What don't people know about you that you wish they did? My ultimate goal is to retire as a poultry farmer, not as a chef. I want to spend my last days raising chickens, ducks and quails. I'd have fresh eggs all the time.

What daily ritual is non-negotiable for you? At night, I have to unwind and decompress. I have to zone out for at least an hour before I go to bed; otherwise I'll have insomnia.

If you could have any superpower, what would it be? I have great speed, so I'd love to have the power of unlimited speed -- just like Flash Gordon.

What's the most positive trend in food, wine, cocktails or beer that you've noticed in Denver over the past year? The support of local farmers, ranchers, purveyors and businesses.

Who's the one person to watch right now in the Denver dining scene? Max MacKissock is an extremely talented chef, and I'm really curious and intrigued to see what he does next -- but whatever he does will be amazing, because he has the talent to back it up.

Which ingredient is most representative of your personality? Salt. Too much of it can be overwhelming, too little of it can be boring, and just the right amount makes everyone smile and be happy.

If someone asked you to describe the current state of Denver's culinary climate, what would you say? It's still developing, and there's a lot of room for improvement. There are tons of taco places and farm-to-table restaurants, but we need real Spanish tapas restaurants, a great ramen joint, and we need more New York-style delis. I mean, I can't even find a good, fat beef-tongue sandwich here. It would be great to have a simple, hole-in-the-wall oyster bar, too. I hope I can be a part of that improvement.

 

Jensen Cummings, Jeff Osaka and more dish on the ingredients that personify their personalities
Lori Midson

Jeff Osaka Twelve See also: Best Chef Ambassador - 2013: Jeff Osaka

What don't people know about you that you wish they did? I'm not the asshole people think I am.

What daily ritual is non-negotiable for you? I have a two-year-old, and I do my best to spend quality time with her each morning. It reminds me of what my priorities are in life.

If you could have any superpower, what would it be? It's not really a superpower, but I wish I could speak and read any language. Food has one common factor: it sets off many emotions and brings people together for just about any occasion. Food breaks barriers, and speaking and understanding a language does the same thing. Language can save the world -- no superpower can do that.

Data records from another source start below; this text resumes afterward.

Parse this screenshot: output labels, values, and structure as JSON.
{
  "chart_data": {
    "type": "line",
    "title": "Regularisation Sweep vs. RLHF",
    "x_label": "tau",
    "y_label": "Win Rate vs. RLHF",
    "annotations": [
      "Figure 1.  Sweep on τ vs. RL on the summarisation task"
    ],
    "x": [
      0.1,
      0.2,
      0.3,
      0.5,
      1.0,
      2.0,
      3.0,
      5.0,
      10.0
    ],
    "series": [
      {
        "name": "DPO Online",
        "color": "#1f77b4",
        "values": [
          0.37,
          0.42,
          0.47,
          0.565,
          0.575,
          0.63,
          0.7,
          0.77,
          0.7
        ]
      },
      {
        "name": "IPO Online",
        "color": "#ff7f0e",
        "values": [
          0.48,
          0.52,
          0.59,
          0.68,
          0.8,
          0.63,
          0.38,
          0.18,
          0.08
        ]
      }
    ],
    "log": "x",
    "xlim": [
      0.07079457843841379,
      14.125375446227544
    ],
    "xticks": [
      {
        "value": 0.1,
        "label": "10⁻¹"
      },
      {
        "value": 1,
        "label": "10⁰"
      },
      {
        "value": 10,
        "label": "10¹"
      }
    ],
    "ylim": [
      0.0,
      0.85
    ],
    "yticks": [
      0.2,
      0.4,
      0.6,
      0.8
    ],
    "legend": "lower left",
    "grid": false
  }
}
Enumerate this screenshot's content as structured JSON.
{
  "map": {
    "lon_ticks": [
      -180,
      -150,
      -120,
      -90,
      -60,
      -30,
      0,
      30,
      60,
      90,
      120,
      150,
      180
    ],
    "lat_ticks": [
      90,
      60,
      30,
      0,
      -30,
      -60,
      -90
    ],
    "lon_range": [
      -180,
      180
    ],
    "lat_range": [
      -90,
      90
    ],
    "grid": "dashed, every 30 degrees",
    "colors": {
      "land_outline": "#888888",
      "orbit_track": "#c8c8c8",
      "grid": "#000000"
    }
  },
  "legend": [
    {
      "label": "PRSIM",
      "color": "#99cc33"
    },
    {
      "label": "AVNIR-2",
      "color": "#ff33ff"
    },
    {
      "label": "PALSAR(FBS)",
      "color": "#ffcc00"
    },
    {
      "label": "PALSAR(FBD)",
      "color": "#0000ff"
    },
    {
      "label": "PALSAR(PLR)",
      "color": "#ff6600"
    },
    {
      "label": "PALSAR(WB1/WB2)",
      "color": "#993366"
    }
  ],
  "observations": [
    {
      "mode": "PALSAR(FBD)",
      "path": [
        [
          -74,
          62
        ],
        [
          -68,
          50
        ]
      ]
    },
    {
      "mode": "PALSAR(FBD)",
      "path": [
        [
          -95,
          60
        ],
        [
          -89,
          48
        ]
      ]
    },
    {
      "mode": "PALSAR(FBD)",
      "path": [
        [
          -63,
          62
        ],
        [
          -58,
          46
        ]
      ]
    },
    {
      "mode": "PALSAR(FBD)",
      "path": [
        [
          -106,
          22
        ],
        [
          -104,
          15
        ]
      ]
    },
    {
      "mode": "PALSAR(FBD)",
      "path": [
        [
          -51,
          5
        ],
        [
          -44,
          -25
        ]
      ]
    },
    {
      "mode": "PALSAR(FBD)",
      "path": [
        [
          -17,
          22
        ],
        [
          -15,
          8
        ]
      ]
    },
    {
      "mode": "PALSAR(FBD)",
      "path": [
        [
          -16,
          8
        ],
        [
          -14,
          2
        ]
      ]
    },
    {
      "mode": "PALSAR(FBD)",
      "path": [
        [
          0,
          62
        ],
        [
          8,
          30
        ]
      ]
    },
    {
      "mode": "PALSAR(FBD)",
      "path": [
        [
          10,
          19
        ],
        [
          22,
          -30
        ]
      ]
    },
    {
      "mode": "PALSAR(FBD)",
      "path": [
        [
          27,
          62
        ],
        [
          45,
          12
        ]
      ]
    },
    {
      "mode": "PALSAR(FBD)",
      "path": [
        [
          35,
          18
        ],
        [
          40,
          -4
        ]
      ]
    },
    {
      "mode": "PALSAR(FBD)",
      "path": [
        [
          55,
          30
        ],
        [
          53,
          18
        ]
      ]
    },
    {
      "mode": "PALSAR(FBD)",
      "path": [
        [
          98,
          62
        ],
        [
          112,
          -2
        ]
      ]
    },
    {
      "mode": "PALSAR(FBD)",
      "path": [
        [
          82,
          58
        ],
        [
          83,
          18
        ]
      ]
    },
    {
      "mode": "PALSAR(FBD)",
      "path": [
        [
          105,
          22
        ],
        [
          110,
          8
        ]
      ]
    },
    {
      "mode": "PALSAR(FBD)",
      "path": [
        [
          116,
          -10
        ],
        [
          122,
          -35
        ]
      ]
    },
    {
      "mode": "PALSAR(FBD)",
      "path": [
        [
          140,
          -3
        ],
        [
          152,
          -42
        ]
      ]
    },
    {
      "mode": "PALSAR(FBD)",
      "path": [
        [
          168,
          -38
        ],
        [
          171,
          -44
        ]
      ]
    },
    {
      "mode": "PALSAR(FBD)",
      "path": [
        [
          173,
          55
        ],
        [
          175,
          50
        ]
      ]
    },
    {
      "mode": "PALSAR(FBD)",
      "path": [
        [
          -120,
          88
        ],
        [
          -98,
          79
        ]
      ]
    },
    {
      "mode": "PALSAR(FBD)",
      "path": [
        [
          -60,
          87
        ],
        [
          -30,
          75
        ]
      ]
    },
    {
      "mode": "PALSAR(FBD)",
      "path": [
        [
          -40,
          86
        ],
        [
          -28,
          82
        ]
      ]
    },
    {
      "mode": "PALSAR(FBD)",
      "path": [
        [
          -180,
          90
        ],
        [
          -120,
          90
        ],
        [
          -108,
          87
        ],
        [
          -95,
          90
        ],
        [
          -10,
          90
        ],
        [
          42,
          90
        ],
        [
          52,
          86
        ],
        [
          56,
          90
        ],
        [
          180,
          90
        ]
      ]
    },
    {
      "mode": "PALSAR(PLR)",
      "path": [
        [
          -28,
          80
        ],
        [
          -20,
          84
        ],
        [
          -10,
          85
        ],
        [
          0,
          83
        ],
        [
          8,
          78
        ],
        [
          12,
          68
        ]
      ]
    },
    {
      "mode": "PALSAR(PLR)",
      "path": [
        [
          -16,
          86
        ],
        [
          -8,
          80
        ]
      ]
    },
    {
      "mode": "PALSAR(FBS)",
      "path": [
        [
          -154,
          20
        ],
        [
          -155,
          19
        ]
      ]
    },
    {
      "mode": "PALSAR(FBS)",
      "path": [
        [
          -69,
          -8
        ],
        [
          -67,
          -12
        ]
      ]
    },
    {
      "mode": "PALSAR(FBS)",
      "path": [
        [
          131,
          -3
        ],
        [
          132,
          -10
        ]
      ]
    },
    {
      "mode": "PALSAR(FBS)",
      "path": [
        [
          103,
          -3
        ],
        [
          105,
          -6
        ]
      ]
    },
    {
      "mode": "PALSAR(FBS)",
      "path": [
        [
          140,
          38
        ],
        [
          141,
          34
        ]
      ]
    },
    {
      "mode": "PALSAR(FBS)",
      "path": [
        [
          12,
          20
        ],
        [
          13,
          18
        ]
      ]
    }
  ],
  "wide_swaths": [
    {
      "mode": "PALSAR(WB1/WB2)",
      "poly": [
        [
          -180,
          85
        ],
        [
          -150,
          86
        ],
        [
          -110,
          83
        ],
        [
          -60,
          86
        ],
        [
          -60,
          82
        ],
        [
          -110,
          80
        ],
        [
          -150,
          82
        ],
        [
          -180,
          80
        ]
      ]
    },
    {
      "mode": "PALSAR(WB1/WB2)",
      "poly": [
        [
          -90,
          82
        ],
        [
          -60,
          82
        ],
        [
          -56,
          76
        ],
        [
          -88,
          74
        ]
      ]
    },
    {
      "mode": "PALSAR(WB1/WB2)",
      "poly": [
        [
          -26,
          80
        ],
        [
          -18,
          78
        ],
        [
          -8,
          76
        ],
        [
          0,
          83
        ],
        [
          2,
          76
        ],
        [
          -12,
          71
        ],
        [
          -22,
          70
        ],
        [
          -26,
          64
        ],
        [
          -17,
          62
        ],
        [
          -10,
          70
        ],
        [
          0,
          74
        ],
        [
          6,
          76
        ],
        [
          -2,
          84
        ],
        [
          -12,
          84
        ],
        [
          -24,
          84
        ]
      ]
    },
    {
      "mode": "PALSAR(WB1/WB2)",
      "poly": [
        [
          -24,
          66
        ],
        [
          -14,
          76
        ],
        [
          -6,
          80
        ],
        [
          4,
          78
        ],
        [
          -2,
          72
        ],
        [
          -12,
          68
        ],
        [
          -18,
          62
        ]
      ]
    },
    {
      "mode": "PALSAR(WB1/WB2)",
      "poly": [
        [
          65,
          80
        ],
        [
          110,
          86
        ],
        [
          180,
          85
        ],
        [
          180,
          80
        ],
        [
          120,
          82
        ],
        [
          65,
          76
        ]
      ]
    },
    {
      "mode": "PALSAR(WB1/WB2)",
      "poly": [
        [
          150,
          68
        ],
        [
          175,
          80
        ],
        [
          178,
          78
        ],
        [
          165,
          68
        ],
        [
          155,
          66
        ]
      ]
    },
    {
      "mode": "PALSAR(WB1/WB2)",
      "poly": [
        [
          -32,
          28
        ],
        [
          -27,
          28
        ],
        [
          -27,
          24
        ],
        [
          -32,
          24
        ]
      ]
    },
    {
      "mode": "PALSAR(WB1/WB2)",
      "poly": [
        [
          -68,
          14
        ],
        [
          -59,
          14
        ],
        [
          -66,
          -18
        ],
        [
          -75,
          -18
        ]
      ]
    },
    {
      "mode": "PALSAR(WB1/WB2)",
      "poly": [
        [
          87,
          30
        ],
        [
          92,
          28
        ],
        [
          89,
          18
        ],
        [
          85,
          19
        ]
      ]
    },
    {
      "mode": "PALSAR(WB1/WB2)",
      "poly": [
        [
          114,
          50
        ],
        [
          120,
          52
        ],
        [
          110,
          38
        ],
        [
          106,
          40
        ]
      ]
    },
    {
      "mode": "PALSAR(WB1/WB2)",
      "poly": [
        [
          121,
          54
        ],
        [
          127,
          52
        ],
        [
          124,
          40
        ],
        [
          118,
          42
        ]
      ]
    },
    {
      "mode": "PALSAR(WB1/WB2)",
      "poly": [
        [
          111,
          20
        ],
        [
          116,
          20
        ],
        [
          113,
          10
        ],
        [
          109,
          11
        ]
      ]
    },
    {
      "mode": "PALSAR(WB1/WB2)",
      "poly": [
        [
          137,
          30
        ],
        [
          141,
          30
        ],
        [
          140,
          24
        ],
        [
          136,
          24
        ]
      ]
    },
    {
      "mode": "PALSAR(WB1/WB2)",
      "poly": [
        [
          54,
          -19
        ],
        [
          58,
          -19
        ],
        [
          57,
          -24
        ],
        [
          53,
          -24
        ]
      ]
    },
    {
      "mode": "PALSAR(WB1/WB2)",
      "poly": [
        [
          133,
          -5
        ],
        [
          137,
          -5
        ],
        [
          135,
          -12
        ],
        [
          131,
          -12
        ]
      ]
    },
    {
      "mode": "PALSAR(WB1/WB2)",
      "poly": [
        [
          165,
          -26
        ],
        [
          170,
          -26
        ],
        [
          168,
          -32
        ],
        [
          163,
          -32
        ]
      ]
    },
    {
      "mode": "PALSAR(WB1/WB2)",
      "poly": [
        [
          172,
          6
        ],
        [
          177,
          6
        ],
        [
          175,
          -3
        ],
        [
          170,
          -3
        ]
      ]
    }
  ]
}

What's the most positive trend in food, wine, cocktails or beer that you've noticed in Denver over the past year? Diversity. There are a ton of breweries opening in the next year or so, but they all have their own styles, and the same goes for every new restaurant that's opened: They've all created their own personality with individual food and beverage programs.

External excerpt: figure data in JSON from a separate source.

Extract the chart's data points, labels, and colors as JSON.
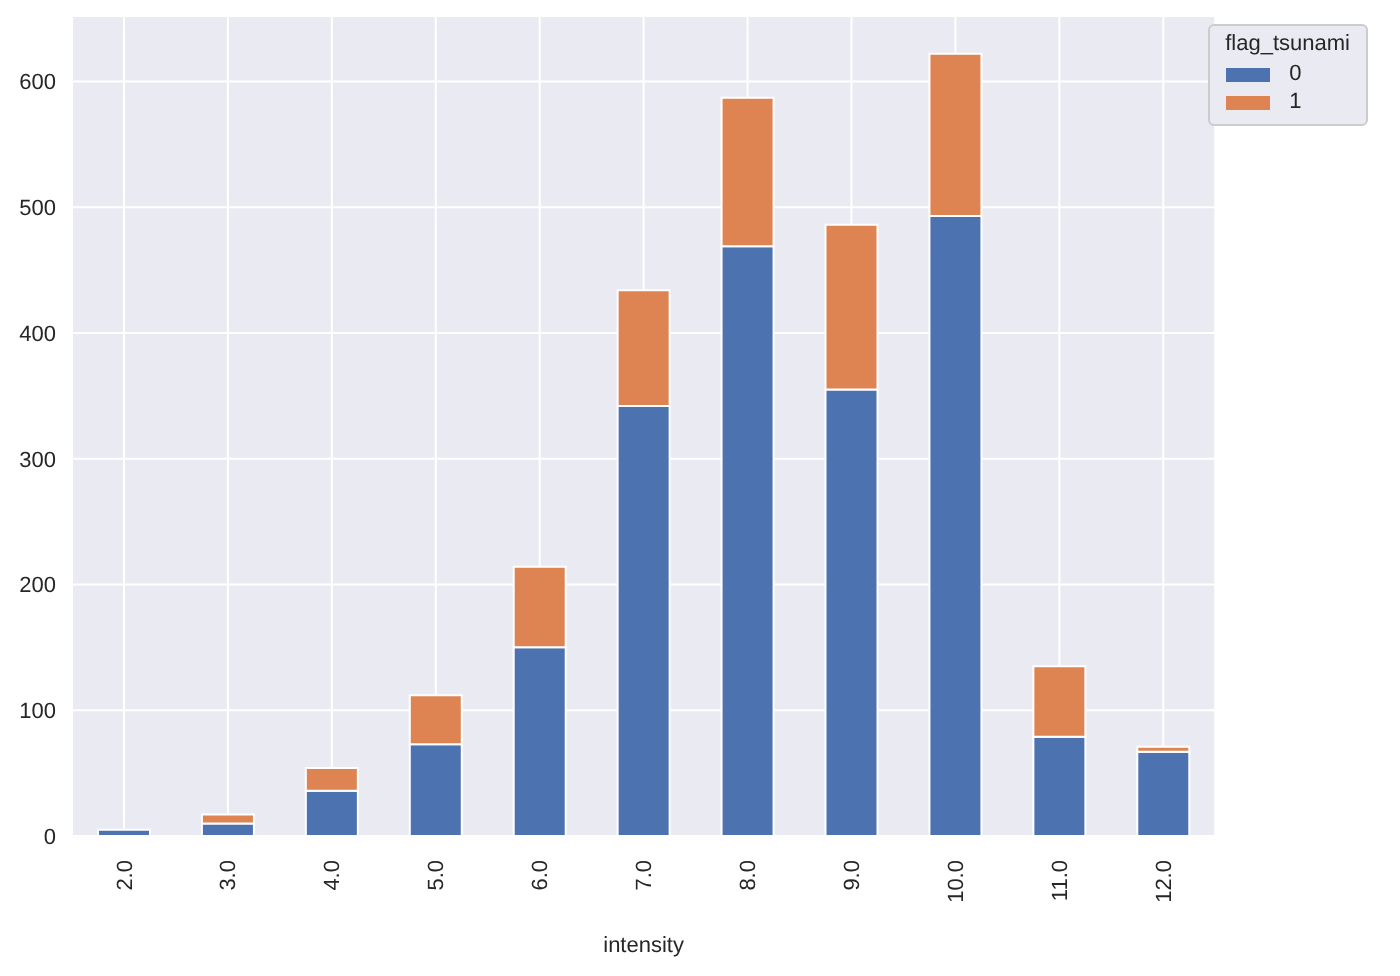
{
  "chart_data": {
    "type": "bar",
    "stacked": true,
    "xlabel": "intensity",
    "legend_title": "flag_tsunami",
    "categories": [
      "2.0",
      "3.0",
      "4.0",
      "5.0",
      "6.0",
      "7.0",
      "8.0",
      "9.0",
      "10.0",
      "11.0",
      "12.0"
    ],
    "series": [
      {
        "name": "0",
        "color": "#4c72b0",
        "values": [
          5,
          10,
          36,
          73,
          150,
          342,
          469,
          355,
          493,
          79,
          67
        ]
      },
      {
        "name": "1",
        "color": "#dd8452",
        "values": [
          0,
          7,
          18,
          39,
          64,
          92,
          118,
          131,
          129,
          56,
          4
        ]
      }
    ],
    "ylim": [
      0,
      652
    ],
    "yticks": [
      0,
      100,
      200,
      300,
      400,
      500,
      600
    ],
    "grid": true,
    "legend": "top right"
  }
}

Who's the one person to watch right now in the Denver dining scene? If I had to narrow it down to one person, it would be Alex Seidel at Fruition. He's had several opportunities to open a second restaurant, but turned them down because they didn't feel right. His decision to open in Union Station is going to be a big deal, and a lot of eyes are on him, including mine. But he's doing it now because it feels right.

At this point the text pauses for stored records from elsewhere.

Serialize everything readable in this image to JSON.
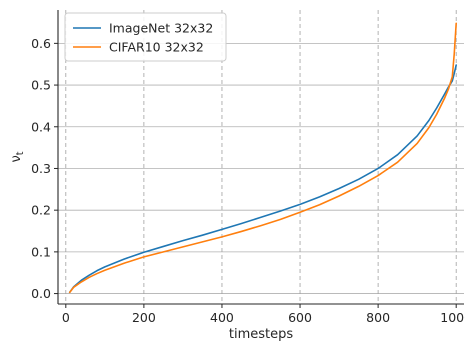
{
  "chart_data": {
    "type": "line",
    "xlabel": "timesteps",
    "ylabel": "ν",
    "ylabel_subscript": "t",
    "xlim": [
      -20,
      1020
    ],
    "ylim": [
      -0.025,
      0.68
    ],
    "x_ticks": [
      0,
      200,
      400,
      600,
      800,
      1000
    ],
    "x_tick_labels": [
      "0",
      "200",
      "400",
      "600",
      "800",
      "1000"
    ],
    "y_ticks": [
      0.0,
      0.1,
      0.2,
      0.3,
      0.4,
      0.5,
      0.6
    ],
    "y_tick_labels": [
      "0.0",
      "0.1",
      "0.2",
      "0.3",
      "0.4",
      "0.5",
      "0.6"
    ],
    "grid": {
      "x": "dashed",
      "y": "solid"
    },
    "legend_position": "top-left",
    "x": [
      10,
      20,
      40,
      60,
      80,
      100,
      150,
      200,
      250,
      300,
      350,
      400,
      450,
      500,
      550,
      600,
      650,
      700,
      750,
      800,
      850,
      900,
      930,
      950,
      970,
      980,
      990,
      995,
      1000
    ],
    "series": [
      {
        "name": "ImageNet 32x32",
        "color": "#1f77b4",
        "values": [
          0.003,
          0.016,
          0.032,
          0.044,
          0.055,
          0.064,
          0.083,
          0.099,
          0.113,
          0.127,
          0.14,
          0.154,
          0.168,
          0.183,
          0.198,
          0.214,
          0.232,
          0.252,
          0.274,
          0.3,
          0.333,
          0.378,
          0.415,
          0.445,
          0.478,
          0.495,
          0.51,
          0.528,
          0.548
        ]
      },
      {
        "name": "CIFAR10 32x32",
        "color": "#ff7f0e",
        "values": [
          0.003,
          0.015,
          0.028,
          0.039,
          0.048,
          0.056,
          0.073,
          0.088,
          0.1,
          0.112,
          0.124,
          0.136,
          0.149,
          0.163,
          0.178,
          0.195,
          0.213,
          0.234,
          0.257,
          0.283,
          0.315,
          0.36,
          0.398,
          0.43,
          0.468,
          0.49,
          0.52,
          0.575,
          0.648
        ]
      }
    ]
  }
}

Which ingredient is most representative of your personality? Salt. Too much of me is overbearing, not enough of me and I'm next to invisible, but just the right amount, and I'm like your best friend.

If someone asked you to describe the current state of Denver's culinary climate, what would you say? Hopeful, although there are still some areas that need improvement. Denver is always being compared to the next Portland, or Chicago, or San Francisco, but Denver is none of these. In the five years I've been here, I've seen Denver develop its own personality and environment, but with those developments come growing pains -- and finding quality staff is a big issue. New restaurants are popping up like weeds, and the main concern is finding skilled labor to staff these places. Service is just as important as what goes on the plate, and I'm finding that restaurants with great service are the ones that succeed.